The 15th Century Ottoman Reception of Rashīd al-Dīn’s Kitāb al-Sulṭāniyya

Rashīd al Dīn (d. 718/1318) is well known as a historian – his Jāmiʿ al tavārīkh has been hailed as the first true world history ever written. Since Étienne de Quatremère’s first attempt in 1836, the entirety of the Jāmiʿ al tavārīkh has been edited, re-edited, translated, and studied by scholars almost without interruption.

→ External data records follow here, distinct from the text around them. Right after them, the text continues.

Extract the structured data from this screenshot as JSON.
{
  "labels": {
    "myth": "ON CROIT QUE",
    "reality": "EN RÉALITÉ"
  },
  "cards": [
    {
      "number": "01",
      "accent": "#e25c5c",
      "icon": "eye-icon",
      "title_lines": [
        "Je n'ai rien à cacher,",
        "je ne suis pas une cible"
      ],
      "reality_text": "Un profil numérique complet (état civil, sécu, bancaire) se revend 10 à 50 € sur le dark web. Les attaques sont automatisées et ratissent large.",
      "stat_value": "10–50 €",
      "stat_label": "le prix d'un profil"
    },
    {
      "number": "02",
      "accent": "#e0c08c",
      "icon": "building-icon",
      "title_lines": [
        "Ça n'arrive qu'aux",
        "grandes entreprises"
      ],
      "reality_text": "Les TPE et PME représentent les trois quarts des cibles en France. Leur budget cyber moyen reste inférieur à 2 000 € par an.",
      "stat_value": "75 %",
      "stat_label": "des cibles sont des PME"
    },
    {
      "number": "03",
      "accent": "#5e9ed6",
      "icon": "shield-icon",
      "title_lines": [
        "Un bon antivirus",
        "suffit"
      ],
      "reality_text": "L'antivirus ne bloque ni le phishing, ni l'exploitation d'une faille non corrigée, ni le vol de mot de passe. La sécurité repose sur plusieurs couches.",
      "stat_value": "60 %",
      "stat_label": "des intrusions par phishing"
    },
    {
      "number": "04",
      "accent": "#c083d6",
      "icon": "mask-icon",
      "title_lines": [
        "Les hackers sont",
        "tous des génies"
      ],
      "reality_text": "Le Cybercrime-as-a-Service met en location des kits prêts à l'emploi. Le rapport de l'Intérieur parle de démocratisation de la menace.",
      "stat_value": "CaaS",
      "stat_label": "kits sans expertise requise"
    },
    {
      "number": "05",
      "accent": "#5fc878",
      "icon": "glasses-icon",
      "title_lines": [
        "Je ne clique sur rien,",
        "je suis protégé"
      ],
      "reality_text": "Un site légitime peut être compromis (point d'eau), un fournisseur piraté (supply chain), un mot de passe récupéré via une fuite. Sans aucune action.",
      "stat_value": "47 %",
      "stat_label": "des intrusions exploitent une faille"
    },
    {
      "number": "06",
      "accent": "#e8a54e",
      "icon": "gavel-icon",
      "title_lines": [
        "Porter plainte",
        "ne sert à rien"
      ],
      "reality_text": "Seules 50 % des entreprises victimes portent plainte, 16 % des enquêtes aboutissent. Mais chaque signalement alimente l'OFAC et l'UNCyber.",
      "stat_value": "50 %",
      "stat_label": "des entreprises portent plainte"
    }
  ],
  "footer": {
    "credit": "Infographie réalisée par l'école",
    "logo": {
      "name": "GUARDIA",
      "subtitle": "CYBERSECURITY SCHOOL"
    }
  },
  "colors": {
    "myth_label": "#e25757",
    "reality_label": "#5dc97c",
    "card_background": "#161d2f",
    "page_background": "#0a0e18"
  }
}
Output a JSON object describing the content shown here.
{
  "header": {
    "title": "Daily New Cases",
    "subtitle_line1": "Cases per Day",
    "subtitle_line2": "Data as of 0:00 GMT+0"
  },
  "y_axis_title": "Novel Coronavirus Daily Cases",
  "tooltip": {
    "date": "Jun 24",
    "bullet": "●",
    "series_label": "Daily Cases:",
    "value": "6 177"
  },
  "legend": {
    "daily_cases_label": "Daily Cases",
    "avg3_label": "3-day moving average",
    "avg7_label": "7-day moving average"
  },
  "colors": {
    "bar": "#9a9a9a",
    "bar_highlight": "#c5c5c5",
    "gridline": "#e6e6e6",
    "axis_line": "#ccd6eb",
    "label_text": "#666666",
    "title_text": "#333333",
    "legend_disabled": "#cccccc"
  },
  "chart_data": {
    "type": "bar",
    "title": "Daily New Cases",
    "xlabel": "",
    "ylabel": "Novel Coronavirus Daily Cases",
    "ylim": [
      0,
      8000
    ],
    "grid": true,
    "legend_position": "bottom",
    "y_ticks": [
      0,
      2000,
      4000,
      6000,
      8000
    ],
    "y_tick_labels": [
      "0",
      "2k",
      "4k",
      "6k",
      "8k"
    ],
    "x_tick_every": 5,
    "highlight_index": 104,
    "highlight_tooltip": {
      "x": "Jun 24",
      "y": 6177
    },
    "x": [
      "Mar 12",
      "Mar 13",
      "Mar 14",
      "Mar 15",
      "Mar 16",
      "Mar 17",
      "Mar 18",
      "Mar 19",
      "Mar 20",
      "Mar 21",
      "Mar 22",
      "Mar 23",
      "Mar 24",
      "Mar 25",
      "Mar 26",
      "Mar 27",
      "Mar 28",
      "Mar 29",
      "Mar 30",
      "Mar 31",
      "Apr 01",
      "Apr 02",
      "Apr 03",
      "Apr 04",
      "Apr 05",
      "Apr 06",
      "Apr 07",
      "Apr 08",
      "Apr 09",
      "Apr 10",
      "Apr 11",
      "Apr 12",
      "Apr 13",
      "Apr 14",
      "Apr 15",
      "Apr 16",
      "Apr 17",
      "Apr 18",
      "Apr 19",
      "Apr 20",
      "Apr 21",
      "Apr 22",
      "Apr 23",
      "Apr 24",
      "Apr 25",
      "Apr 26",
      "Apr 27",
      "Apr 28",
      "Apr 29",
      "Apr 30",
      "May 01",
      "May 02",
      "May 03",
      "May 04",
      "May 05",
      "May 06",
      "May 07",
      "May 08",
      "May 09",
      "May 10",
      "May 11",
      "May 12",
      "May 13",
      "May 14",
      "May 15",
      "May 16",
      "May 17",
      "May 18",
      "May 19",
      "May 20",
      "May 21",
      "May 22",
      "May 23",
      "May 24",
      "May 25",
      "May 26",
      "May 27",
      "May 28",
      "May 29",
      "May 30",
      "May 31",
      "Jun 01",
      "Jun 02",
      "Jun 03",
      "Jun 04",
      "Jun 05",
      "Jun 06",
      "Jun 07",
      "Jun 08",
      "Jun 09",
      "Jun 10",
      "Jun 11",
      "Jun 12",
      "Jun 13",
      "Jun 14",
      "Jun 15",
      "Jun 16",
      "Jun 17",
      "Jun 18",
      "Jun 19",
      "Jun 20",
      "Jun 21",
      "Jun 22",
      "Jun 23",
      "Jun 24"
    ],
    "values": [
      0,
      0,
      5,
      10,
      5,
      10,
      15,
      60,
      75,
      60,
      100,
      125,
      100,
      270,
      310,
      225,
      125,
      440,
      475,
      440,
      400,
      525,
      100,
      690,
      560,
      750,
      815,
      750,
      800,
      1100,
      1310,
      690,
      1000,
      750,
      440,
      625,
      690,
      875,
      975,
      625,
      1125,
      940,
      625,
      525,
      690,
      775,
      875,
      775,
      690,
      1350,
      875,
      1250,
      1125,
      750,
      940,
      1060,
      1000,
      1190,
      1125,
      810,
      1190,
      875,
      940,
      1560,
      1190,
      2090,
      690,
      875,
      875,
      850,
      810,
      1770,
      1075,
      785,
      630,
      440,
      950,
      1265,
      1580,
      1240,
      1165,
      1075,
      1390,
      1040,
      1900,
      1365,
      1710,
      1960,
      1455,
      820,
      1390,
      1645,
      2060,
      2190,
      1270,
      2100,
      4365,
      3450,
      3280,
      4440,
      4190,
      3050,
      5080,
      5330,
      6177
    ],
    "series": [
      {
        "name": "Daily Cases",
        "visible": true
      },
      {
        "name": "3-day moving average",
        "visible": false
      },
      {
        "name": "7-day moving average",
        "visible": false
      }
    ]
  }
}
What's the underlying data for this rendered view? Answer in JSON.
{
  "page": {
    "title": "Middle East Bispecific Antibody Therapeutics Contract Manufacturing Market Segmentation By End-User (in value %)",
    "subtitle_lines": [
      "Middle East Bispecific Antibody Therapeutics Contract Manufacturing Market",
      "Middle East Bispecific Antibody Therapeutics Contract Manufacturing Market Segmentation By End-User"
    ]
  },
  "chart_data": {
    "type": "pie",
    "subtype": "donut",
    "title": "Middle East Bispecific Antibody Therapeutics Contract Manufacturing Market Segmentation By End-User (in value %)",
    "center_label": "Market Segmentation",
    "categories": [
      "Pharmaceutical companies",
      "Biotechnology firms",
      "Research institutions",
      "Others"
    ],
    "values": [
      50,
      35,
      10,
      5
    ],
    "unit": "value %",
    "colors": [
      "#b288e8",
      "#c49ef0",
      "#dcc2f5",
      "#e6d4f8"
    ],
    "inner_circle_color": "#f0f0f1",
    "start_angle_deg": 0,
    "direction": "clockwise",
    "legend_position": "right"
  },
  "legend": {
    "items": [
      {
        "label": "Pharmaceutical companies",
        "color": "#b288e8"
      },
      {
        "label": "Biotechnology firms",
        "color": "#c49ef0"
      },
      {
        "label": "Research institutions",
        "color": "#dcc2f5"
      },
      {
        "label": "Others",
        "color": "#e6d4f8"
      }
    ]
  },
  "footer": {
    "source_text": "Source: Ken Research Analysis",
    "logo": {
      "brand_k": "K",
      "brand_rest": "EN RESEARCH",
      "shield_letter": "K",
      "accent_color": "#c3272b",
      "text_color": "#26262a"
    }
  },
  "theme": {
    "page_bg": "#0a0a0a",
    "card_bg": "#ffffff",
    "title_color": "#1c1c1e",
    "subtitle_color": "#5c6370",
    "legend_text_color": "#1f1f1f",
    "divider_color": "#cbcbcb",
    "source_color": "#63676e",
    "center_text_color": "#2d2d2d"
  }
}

His so-called theoretical works, by contrast, while treated in a comprehensive, albeit concise, survey by Josef van Ess more than three decades ago, are less well known. To date, they remain only partially published and poorly studied. While some modern historians of political history have mined Rashīd al Dīn’s theoretical works for the historical facts contained in them, the few historians of thought who have dedicated studies to them have mostly done so without much attention to their historical context or the vision expressed in them. As far as their reception history is concerned, these works have remained entirely unknown territory.
By zooming in on just one of Rashīd al Dīn’s theoretical works and its reception in the late 15th century Ottoman Empire, this paper discusses both the historical vision deployed in one of the theoretical works contained in his theological majmūʿa, and queries the ways in which we modern scholars have conceptualized ‘the historical’ and ‘the theological’ in our modern approach to such works, pleading for a more holistc, and contextual, reading – extending to and including their reception in later centuries.